Andererseits landet ein Drittel der im Land produzierten Lebensmittel im Müll. Während Millionen hungern, gehen Tonnen noch genießbarer Lebensmittel verloren. Buitrago betont, wie dringend nötig es sei, politische Maßnahmen zu ergreifen, die die Spende abgelaufener, aber noch verwertbarer Lebensmittel ermöglichen, wie es in Industrieländern bereits der Fall sei.
Strategische Allianzen für den Wandel ABACO koordiniert das größte Ernährungssicherheitsnetzwerk des Landes mit 26 Tafeln, die ohne öffentliche Mittel arbeiten.
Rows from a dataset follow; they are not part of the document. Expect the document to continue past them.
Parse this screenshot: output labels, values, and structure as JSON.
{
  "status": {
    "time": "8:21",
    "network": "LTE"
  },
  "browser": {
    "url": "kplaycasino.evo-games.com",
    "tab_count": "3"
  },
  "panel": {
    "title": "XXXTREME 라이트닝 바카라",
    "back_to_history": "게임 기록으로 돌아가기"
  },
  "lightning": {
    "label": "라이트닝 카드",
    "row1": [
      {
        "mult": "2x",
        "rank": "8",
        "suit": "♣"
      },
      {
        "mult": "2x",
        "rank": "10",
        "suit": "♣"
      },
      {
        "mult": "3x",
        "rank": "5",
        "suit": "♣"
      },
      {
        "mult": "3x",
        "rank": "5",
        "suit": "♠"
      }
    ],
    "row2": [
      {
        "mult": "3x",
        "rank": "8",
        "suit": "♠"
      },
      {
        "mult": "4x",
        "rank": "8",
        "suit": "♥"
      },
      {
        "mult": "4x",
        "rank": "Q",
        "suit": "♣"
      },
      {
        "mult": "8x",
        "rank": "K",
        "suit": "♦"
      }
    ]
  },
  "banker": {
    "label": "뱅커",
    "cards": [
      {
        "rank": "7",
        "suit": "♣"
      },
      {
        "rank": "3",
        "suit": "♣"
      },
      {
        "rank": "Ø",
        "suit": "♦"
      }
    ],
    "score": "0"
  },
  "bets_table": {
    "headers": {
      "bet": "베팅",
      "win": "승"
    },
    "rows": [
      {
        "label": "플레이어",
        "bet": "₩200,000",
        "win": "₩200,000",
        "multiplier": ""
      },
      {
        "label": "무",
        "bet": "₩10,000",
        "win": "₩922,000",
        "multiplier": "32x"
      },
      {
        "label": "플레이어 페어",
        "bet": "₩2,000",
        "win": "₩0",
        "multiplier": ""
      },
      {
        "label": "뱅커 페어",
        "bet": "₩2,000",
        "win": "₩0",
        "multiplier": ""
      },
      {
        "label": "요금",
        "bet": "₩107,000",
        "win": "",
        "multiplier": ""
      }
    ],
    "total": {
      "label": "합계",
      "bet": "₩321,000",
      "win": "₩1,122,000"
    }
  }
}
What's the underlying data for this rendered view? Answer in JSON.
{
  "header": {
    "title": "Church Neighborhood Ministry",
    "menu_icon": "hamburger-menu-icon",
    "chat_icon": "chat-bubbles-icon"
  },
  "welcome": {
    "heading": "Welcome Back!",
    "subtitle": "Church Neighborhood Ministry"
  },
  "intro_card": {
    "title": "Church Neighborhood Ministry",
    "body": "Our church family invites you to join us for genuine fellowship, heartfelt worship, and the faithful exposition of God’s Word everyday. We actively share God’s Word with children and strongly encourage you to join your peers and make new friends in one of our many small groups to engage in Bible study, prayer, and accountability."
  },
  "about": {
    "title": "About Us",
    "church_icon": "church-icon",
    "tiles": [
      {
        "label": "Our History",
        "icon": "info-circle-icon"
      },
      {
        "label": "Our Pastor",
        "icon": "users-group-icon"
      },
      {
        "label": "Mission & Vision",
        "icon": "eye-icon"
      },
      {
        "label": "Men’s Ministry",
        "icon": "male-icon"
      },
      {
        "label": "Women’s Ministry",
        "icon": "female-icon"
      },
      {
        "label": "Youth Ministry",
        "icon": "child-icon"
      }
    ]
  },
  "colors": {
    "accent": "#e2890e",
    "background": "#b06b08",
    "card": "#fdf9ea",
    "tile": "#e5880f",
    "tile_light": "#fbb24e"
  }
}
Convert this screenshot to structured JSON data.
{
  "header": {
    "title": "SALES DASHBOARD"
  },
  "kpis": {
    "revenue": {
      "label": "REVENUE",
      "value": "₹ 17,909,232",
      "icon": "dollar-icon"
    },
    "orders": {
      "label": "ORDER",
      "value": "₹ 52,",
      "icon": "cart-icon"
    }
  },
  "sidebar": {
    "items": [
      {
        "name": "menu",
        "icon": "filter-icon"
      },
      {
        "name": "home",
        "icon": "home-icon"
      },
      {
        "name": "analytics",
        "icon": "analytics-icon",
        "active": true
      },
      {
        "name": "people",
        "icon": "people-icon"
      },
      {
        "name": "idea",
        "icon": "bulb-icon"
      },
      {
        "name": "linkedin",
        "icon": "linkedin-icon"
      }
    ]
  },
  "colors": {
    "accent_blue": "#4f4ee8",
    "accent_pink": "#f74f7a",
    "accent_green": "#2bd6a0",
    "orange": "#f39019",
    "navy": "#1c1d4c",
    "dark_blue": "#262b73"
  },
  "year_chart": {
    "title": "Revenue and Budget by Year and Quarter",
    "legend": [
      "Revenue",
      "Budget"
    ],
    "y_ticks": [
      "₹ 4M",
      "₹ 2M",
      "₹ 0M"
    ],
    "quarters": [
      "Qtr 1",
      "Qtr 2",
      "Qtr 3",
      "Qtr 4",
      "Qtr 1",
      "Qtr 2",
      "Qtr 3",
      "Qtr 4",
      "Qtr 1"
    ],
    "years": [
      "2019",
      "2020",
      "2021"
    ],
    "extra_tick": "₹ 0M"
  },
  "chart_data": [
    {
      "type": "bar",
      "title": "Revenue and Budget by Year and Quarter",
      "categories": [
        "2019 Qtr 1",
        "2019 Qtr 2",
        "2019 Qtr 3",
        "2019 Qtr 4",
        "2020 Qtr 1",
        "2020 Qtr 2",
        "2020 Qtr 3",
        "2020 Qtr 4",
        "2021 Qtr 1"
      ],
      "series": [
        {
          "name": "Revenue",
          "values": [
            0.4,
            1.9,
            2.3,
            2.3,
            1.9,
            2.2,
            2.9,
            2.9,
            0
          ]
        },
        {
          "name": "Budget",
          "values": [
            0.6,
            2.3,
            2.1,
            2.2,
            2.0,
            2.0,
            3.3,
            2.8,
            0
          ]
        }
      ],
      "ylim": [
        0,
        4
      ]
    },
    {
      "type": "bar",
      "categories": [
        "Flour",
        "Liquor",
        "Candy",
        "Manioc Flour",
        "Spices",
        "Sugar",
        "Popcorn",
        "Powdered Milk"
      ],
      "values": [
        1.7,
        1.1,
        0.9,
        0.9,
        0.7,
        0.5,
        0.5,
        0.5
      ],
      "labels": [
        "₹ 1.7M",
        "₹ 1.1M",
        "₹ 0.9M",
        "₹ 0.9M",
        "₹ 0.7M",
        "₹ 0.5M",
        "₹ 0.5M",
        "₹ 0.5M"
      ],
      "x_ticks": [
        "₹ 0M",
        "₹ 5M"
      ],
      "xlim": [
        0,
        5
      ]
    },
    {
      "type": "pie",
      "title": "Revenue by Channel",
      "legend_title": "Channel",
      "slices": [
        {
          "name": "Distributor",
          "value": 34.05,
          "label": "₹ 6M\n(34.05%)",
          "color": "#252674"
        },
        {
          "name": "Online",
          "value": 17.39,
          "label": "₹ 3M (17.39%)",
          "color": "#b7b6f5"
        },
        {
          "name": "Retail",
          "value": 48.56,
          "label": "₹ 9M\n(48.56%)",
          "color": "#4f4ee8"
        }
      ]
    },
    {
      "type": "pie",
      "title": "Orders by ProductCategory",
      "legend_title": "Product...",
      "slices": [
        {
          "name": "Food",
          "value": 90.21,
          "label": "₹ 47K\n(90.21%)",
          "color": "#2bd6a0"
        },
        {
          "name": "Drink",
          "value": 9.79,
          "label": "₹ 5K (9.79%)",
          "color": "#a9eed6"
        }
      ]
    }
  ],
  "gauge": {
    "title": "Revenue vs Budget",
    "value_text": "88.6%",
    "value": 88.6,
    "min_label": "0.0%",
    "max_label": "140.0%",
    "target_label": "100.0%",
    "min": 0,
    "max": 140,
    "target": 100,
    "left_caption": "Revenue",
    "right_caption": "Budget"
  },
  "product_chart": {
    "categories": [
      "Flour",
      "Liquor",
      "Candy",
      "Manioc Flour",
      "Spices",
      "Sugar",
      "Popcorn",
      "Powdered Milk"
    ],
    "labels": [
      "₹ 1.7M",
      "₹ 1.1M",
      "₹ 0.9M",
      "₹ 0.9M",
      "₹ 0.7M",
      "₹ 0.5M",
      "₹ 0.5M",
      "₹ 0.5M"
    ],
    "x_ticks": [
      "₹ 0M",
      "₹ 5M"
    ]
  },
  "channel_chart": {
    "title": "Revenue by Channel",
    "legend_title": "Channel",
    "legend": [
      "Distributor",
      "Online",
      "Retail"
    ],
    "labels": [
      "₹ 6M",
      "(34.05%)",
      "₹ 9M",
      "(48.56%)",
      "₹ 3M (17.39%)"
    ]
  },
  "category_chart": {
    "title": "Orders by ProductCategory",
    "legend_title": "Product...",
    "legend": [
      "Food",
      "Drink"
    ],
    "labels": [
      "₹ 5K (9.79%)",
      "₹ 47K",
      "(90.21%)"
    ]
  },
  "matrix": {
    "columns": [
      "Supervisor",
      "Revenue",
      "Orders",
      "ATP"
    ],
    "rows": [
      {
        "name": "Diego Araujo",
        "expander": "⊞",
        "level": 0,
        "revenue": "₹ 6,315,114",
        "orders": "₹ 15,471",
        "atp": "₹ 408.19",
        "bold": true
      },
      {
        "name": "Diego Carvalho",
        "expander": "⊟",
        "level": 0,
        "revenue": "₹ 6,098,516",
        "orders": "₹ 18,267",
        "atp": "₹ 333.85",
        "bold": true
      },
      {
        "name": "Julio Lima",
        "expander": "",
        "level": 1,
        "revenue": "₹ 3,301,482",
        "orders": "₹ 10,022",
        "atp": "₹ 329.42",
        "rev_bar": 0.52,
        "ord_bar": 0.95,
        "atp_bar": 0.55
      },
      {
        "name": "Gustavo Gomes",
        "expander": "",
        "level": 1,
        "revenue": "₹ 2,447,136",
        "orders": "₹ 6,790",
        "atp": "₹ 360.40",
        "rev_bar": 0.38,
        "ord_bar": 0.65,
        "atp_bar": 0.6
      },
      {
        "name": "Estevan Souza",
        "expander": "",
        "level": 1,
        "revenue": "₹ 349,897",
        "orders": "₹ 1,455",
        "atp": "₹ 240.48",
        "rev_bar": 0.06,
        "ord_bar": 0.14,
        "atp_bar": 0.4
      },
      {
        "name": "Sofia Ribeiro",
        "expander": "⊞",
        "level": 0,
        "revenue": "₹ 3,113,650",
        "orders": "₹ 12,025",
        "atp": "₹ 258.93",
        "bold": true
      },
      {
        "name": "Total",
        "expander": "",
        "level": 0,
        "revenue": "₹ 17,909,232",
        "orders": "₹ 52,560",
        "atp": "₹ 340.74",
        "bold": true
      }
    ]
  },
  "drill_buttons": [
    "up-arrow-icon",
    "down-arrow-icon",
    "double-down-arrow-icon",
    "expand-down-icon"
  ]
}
Dank Partnerschaften mit über 1.700 privaten Unternehmen, 2.100 landwirtschaftlichen Erzeugern und 4.200 sozialen Organisationen liefert das Netzwerk jährlich 48.000 Tonnen Lebensmittel aus, wovon 1,4 Millionen Menschen profitieren.

16,3 Millionen Kolumbianer lassen Mahlzeiten aus, verschulden sich und ernähren sich minderwertig. Foto: iStock
Ein bemerkenswertes Beispiel ist die öffentlich-private Partnerschaft mit dem Gouverneursbüro von Antioquia, Grupo Éxito, Nutresa, Ara und BIOS. Sie ermöglichte den Bau einer neuen Lebensmittelbank und die Bereitstellung von Lieferwagen für andere Orte im Departement. „Das zeigt, dass die Zusammenarbeit verschiedener Sektoren spürbare Auswirkungen hat“, betont Buitrago.
Ein Raum zum Aufbau gemeinsamer Lösungen All diese Probleme und Herausforderungen werden im von EL TIEMPO organisierten Forum „Nutrition on the Table: Unprivileged Food for All“ ausführlicher behandelt.
Die Veranstaltung findet am 16. Juli um 9:00 Uhr im EL TIEMPO (Diagonal 44 #68B-65, Bogotá) statt. Juan Carlos Buitrago eröffnet die Veranstaltung mit einem Keynote-Interview. Anschließend diskutieren zwei Panels mit Experten des WWF, der Wissenschaft, der Privatwirtschaft und des Welternährungsprogramms. Die Veranstaltung ist ein wichtiges interdisziplinäres Forum, um Wege zu einem gerechteren und ernährungsbewussteren Kolumbien zu finden.